Süddeutsche Zeitung

Abgas-Skandal:Kabarett statt Kontrolle

Nach der Betrugsaffäre um Dieselmotoren müsste der VW-Konzern Schadenersatz von seinem früheren Vorstandschef verlangen. Stattdessen wird dieser geschont. Der Chef des Aufsichtsrats sollte zurücktreten.

Von Klaus Ott

Mehr als fünf Jahre ist es her, dass US-Behörden die Abgasmanipulationen bei Volkswagen enthüllt haben. Mehr als 30 Milliarden Euro hat die Dieselaffäre den Autokonzern bis heute gekostet. Doch Ex-Vorstandschef Martin Winterkorn, in dessen Amtszeit das Unternehmen auf kriminelle Abwege geriet, wird von VW immer noch geschont. Der Aufsichtsrat hat es bis heute nicht geschafft, Schadenersatz vom einstigen Vorstandschef zu fordern. Der vielfache Millionär Winterkorn muss nichts hergeben von seinem Vermögen. Dieser Umgang des Aufsichtsrats und der Haupteigner von Volkswagen mit der Affäre ist dreist, grotesk und verantwortungslos.

Piëch, Porsche, Pötsch - diese drei Namen stehen für Abwiegeln, Schönreden und eine Unternehmenskultur, die nichts mit Kultur zu tun hat. Die Milliardärsfamilien Piëch und Porsche sind Hauptaktionäre von Volkswagen. Ihnen kommt es offenbar nur darauf an, ihren eigenen Reichtum zu mehren. An Aufklärung haben sie anscheinend kein Interesse. Die Piëchs und Porsches haben nach Beginn der Affäre ihren Vertrauten Hans Dieter Pötsch als Aufsichtsratschef eingesetzt, obwohl dieser zuvor als Finanzchef des Konzerns mit Winterkorn im Vorstand saß.

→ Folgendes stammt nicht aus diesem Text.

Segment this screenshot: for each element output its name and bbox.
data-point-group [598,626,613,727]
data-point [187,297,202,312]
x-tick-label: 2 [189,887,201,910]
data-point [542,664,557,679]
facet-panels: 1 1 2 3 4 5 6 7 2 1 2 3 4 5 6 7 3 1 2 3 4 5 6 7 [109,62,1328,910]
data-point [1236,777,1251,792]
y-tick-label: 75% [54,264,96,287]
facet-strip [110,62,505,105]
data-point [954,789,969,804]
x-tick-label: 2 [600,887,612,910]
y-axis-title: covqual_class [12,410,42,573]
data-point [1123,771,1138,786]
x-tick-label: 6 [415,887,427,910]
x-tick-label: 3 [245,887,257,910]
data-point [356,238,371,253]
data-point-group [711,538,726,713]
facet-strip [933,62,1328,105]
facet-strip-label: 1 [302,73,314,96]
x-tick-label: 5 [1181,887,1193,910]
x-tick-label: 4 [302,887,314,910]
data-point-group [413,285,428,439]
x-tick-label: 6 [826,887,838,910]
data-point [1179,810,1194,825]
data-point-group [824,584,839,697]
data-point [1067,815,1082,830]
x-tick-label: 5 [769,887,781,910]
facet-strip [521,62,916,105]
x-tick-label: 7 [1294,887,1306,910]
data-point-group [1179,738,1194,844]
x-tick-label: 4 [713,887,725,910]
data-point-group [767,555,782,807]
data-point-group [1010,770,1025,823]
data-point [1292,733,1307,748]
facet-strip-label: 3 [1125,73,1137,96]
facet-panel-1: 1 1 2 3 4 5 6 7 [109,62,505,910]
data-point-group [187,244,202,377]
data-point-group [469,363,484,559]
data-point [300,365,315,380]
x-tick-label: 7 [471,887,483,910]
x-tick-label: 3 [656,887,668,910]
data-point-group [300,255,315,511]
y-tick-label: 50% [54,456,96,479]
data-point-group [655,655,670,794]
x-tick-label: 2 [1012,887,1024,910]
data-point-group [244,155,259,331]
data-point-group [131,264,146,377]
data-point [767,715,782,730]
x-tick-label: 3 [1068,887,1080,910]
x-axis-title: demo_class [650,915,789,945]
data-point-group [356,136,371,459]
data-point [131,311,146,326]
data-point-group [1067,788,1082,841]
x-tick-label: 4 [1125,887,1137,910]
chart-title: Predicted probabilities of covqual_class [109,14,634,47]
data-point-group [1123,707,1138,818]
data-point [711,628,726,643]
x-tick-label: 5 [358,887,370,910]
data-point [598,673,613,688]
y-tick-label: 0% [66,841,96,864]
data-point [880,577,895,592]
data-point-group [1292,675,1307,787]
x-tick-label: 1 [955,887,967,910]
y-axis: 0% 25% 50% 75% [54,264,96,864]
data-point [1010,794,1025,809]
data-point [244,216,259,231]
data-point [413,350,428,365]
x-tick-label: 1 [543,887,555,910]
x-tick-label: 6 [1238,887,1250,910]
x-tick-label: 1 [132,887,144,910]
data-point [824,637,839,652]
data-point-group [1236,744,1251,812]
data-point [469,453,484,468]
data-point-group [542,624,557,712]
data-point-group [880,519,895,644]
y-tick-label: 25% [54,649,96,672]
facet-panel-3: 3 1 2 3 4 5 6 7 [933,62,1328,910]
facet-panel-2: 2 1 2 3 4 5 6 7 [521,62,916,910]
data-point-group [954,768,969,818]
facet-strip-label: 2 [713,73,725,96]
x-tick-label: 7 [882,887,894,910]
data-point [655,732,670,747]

VW spricht nach fünf Jahren von einer "inzwischen weit fortgeschrittenen" Prüfung zur Rolle Winterkorns. Wer nachfragt, bekommt folgende Antwort: "Das ist weiter als fortgeschritten und weniger als abgeschlossen." Das klingt nach Kabarett, nicht nach Kontrolle. Pötsch greift nicht durch, er ist eher die Karikatur eines Aufsichtsratschefs. Wahrscheinlich lässt er Schadenersatzforderungen gegen Winterkorn noch ewig prüfen, um seinen alten Weggefährten zu schonen.

Winterkorn hat bei Volkswagen ein Spitzensalär bezogen, aber bei der Organisation des Unternehmens keine Spitzenleistungen geliefert, sondern schmählich versagt. Nur so konnte es zu den Betrügereien kommen, von denen der einst schier allmächtige Konzernchef während seiner Amtszeit auch noch erfahren haben soll (was er bestreitet). Gegen Winterkorn liegt inzwischen viel mehr Belastendes vor, als das einst bei Siemens und Heinrich von Pierer der Fall war - bis hin zu einer Betrugsanklage. Siemens, ebenfalls einer der führenden deutschen Industriekonzerne, hatte jahrzehntelang weltweit Schmiergeld gezahlt, um lukrative Aufträge zu erhalten. Pierer, erst Vorstands- und dann Aufsichtsratschef, wollte davon nichts mitbekommen haben.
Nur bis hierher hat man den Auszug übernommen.